The short poems which sometimes precede his responsa also show great poetic talent and a pure Hebrew style (see Bacher in Monatsschrift, xliv.56 et seq.). When Abraham ibn Ezra was traveling through France R. Tam greeted him in verse, whereupon Ibn Ezra exclaimed in astonishment: "Who has admitted the French into the temple of poetry?" (Kerem Ḥemed, vii.35). Another work of his in metric form is his poem on the accents, which contains forty-five strophes riming in; it is found in various libraries (Padua, Hamburg, Parma), and is entitled Maḥberet. Luzzatto has given the first four strophes in Kerem Ḥemed (vii.38), and Halberstam has printed the whole poem in Kobak's "Jeschurun" (v.123).

== Gravesite ==

Rabbeinu Tam and his brothers, the Rashbam and the Rivam and other Tosafists, were buried in Ramerupt.
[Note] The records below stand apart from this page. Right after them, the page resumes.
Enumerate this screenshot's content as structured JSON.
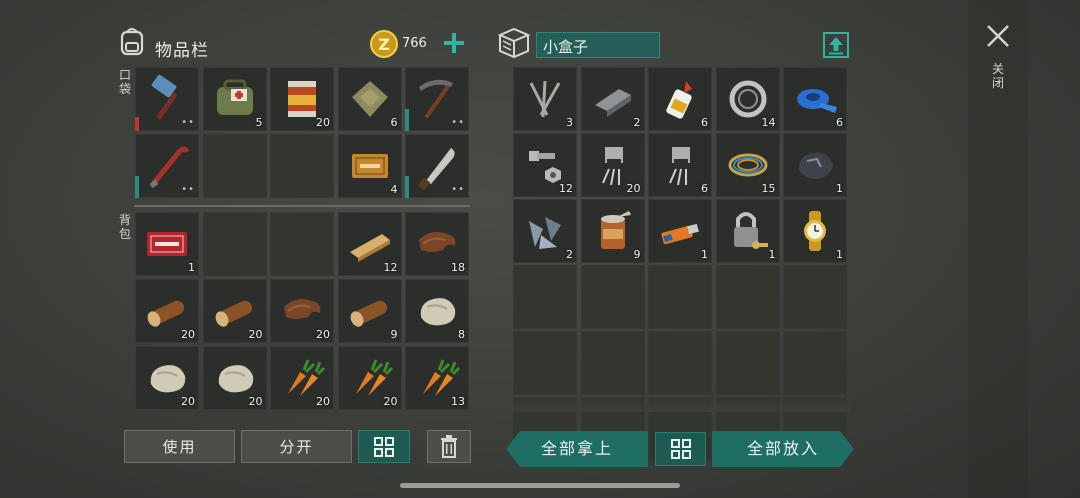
{
  "left_panel": {
    "title": "物品栏",
    "coins": "766",
    "pocket_label": "口袋",
    "backpack_label": "背包",
    "pocket": [
      {
        "name": "hammer-icon",
        "qty": "",
        "durability": "red"
      },
      {
        "name": "medkit-bag-icon",
        "qty": "5"
      },
      {
        "name": "canned-food-icon",
        "qty": "20"
      },
      {
        "name": "cloth-rag-icon",
        "qty": "6"
      },
      {
        "name": "pickaxe-icon",
        "qty": "",
        "durability": "teal"
      },
      {
        "name": "crowbar-icon",
        "qty": "",
        "durability": "teal"
      },
      {
        "name": "",
        "qty": ""
      },
      {
        "name": "",
        "qty": ""
      },
      {
        "name": "coupon-ticket-icon",
        "qty": "4"
      },
      {
        "name": "machete-icon",
        "qty": "",
        "durability": "teal"
      }
    ],
    "backpack": [
      {
        "name": "coupon-red-icon",
        "qty": "1"
      },
      {
        "name": "",
        "qty": ""
      },
      {
        "name": "",
        "qty": ""
      },
      {
        "name": "wood-plank-icon",
        "qty": "12"
      },
      {
        "name": "leather-icon",
        "qty": "18"
      },
      {
        "name": "log-icon",
        "qty": "20"
      },
      {
        "name": "log-icon",
        "qty": "20"
      },
      {
        "name": "leather-icon",
        "qty": "20"
      },
      {
        "name": "log-icon",
        "qty": "9"
      },
      {
        "name": "stone-icon",
        "qty": "8"
      },
      {
        "name": "stone-icon",
        "qty": "20"
      },
      {
        "name": "stone-icon",
        "qty": "20"
      },
      {
        "name": "carrot-icon",
        "qty": "20"
      },
      {
        "name": "carrot-icon",
        "qty": "20"
      },
      {
        "name": "carrot-icon",
        "qty": "13"
      }
    ],
    "buttons": {
      "use": "使用",
      "split": "分开"
    }
  },
  "right_panel": {
    "container_name": "小盒子",
    "items": [
      {
        "name": "nails-icon",
        "qty": "3"
      },
      {
        "name": "metal-bar-icon",
        "qty": "2"
      },
      {
        "name": "glue-icon",
        "qty": "6"
      },
      {
        "name": "bearing-ring-icon",
        "qty": "14"
      },
      {
        "name": "tape-icon",
        "qty": "6"
      },
      {
        "name": "bolt-nut-icon",
        "qty": "12"
      },
      {
        "name": "transistor-icon",
        "qty": "20"
      },
      {
        "name": "transistor-icon",
        "qty": "6"
      },
      {
        "name": "wire-coil-icon",
        "qty": "15"
      },
      {
        "name": "coal-ore-icon",
        "qty": "1"
      },
      {
        "name": "metal-scrap-icon",
        "qty": "2"
      },
      {
        "name": "tin-can-icon",
        "qty": "9"
      },
      {
        "name": "usb-drive-icon",
        "qty": "1"
      },
      {
        "name": "padlock-key-icon",
        "qty": "1"
      },
      {
        "name": "wristwatch-icon",
        "qty": "1"
      }
    ],
    "buttons": {
      "take_all": "全部拿上",
      "put_all": "全部放入"
    }
  },
  "close": {
    "label": "关闭"
  }
}
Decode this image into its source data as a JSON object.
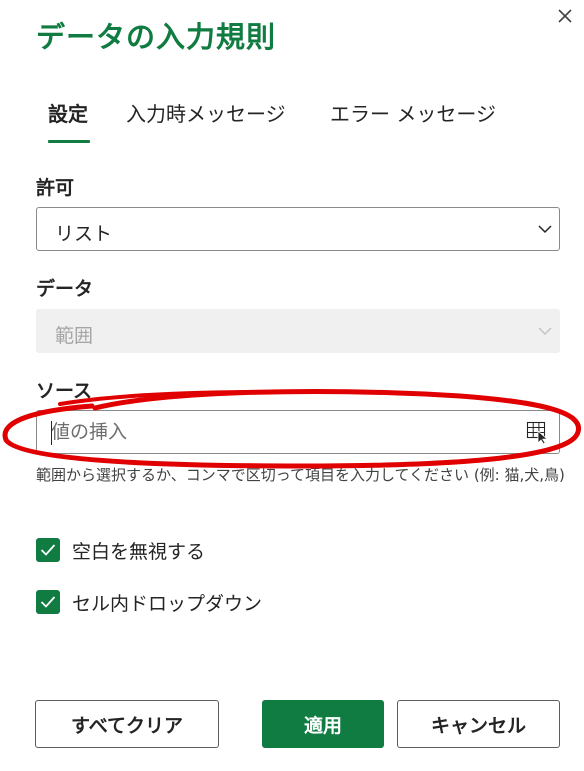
{
  "dialog": {
    "title": "データの入力規則",
    "close_icon": "close-icon"
  },
  "tabs": [
    {
      "label": "設定",
      "active": true
    },
    {
      "label": "入力時メッセージ",
      "active": false
    },
    {
      "label": "エラー メッセージ",
      "active": false
    }
  ],
  "allow": {
    "label": "許可",
    "value": "リスト"
  },
  "data_field": {
    "label": "データ",
    "value": "範囲",
    "disabled": true
  },
  "source": {
    "label": "ソース",
    "value": "",
    "placeholder": "値の挿入",
    "icon": "range-select-icon",
    "hint": "範囲から選択するか、コンマで区切って項目を入力してください (例: 猫,犬,鳥)"
  },
  "options": [
    {
      "label": "空白を無視する",
      "checked": true
    },
    {
      "label": "セル内ドロップダウン",
      "checked": true
    }
  ],
  "buttons": {
    "clear_all": "すべてクリア",
    "apply": "適用",
    "cancel": "キャンセル"
  },
  "colors": {
    "accent": "#107c41",
    "annotation": "#e00000"
  }
}
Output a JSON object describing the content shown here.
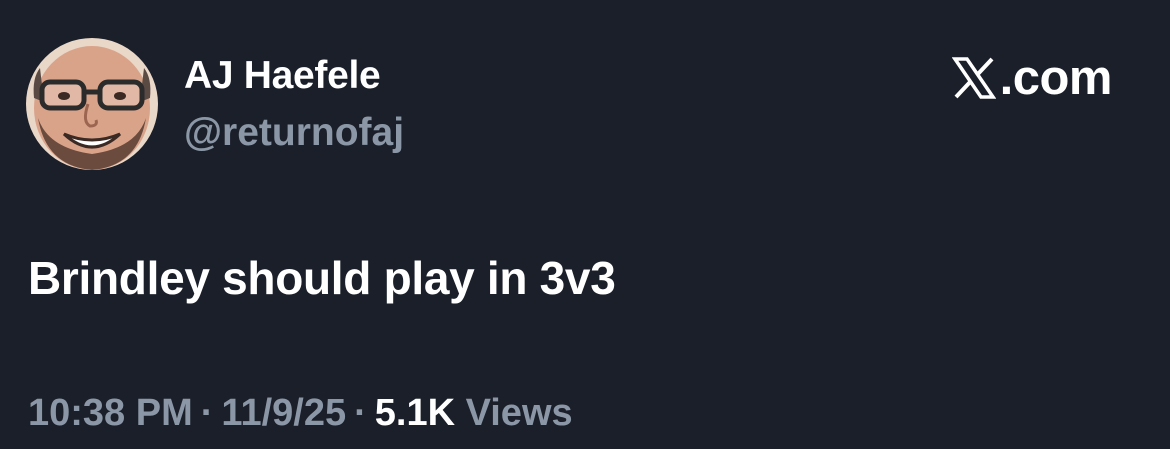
{
  "author": {
    "display_name": "AJ Haefele",
    "handle": "@returnofaj",
    "avatar_icon": "smiling-man-avatar-icon"
  },
  "site": {
    "logo_icon": "x-logo-icon",
    "label": ".com"
  },
  "post": {
    "text": "Brindley should play in 3v3"
  },
  "meta": {
    "time": "10:38 PM",
    "separator": "·",
    "date": "11/9/25",
    "views_count": "5.1K",
    "views_label": "Views"
  },
  "colors": {
    "background": "#1a1f29",
    "primary_text": "#ffffff",
    "secondary_text": "#8b97a6"
  }
}
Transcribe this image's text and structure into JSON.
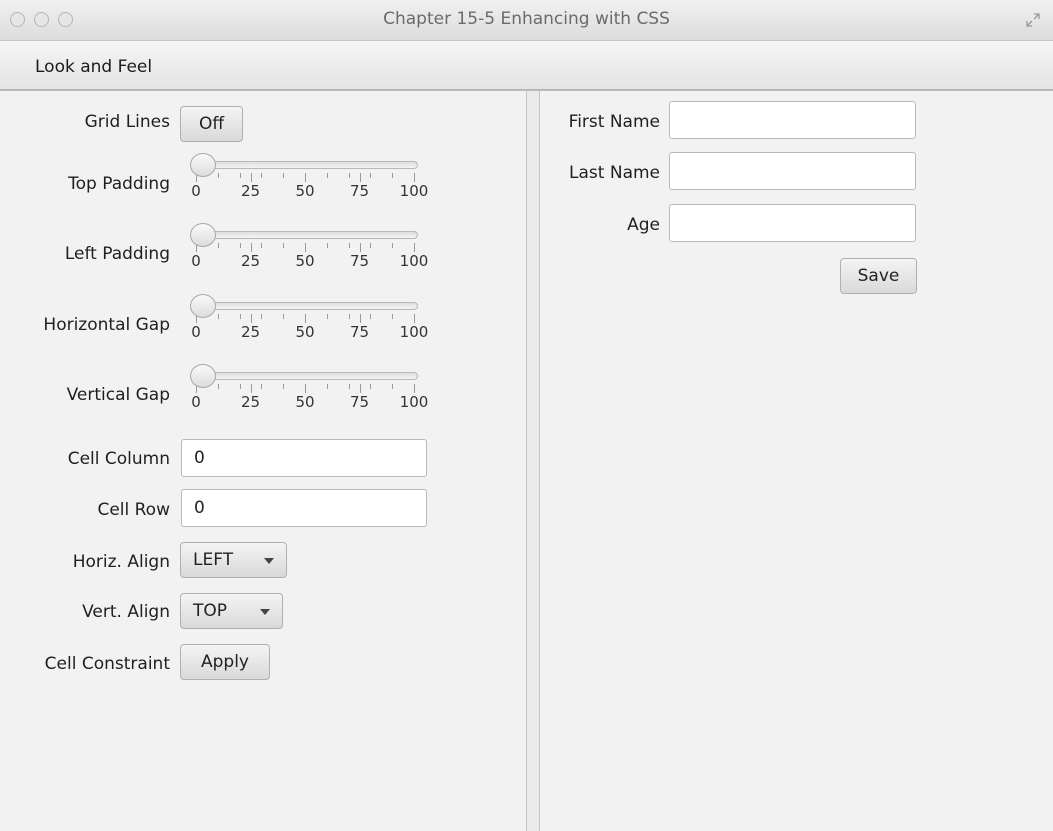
{
  "window": {
    "title": "Chapter 15-5 Enhancing with CSS"
  },
  "menubar": {
    "items": [
      {
        "label": "Look and Feel"
      }
    ]
  },
  "left": {
    "grid_lines": {
      "label": "Grid Lines",
      "button": "Off"
    },
    "sliders": [
      {
        "label": "Top Padding",
        "value": 0,
        "min": 0,
        "max": 100,
        "ticks": [
          "0",
          "25",
          "50",
          "75",
          "100"
        ]
      },
      {
        "label": "Left Padding",
        "value": 0,
        "min": 0,
        "max": 100,
        "ticks": [
          "0",
          "25",
          "50",
          "75",
          "100"
        ]
      },
      {
        "label": "Horizontal Gap",
        "value": 0,
        "min": 0,
        "max": 100,
        "ticks": [
          "0",
          "25",
          "50",
          "75",
          "100"
        ]
      },
      {
        "label": "Vertical Gap",
        "value": 0,
        "min": 0,
        "max": 100,
        "ticks": [
          "0",
          "25",
          "50",
          "75",
          "100"
        ]
      }
    ],
    "cell_column": {
      "label": "Cell Column",
      "value": "0"
    },
    "cell_row": {
      "label": "Cell Row",
      "value": "0"
    },
    "horiz_align": {
      "label": "Horiz. Align",
      "selected": "LEFT"
    },
    "vert_align": {
      "label": "Vert. Align",
      "selected": "TOP"
    },
    "cell_constraint": {
      "label": "Cell Constraint",
      "button": "Apply"
    }
  },
  "form": {
    "first_name": {
      "label": "First Name",
      "value": ""
    },
    "last_name": {
      "label": "Last Name",
      "value": ""
    },
    "age": {
      "label": "Age",
      "value": ""
    },
    "save": "Save"
  },
  "icons": {
    "window_close": "window-close-icon",
    "window_minimize": "window-minimize-icon",
    "window_zoom": "window-zoom-icon",
    "fullscreen": "fullscreen-icon",
    "dropdown": "chevron-down-icon"
  }
}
The unmarked ancient cemetery in which they are buried lies adjacent to a street called the "Street of the Great Cemetery". In 2005, Yisroel Meir Gabbai, a Breslover Hasid who renovates and repairs neglected gravesites of Jewish leaders around the world, helped to determine the exact boundaries of the cemetery. In addition, a member of the Jewish religious community in Paris bought a house at the site and converted it into a beth midrash.

== Works ==

Rabbeinu Tam's best known work is Sefer HaYashar, which contained both novellae and responsa, its primary purpose to resolve Talmudic textual problems without resorting to emendations of the received text. Even the best editions show considerable corruption of the original work, and all present editions of Sefer HaYashar are fragments collected from it. Responsa of Rabbeinu Jacob of Ramerupt (Hebrew) was published by Rabbi Yosef Kafih in 1968. Tam also authored a much-cited work of Biblical philology, Rulings of Rabbeinu Tam, in which he weighed in on the debates of Menahem b. Saruq and Dunash b. Labrat.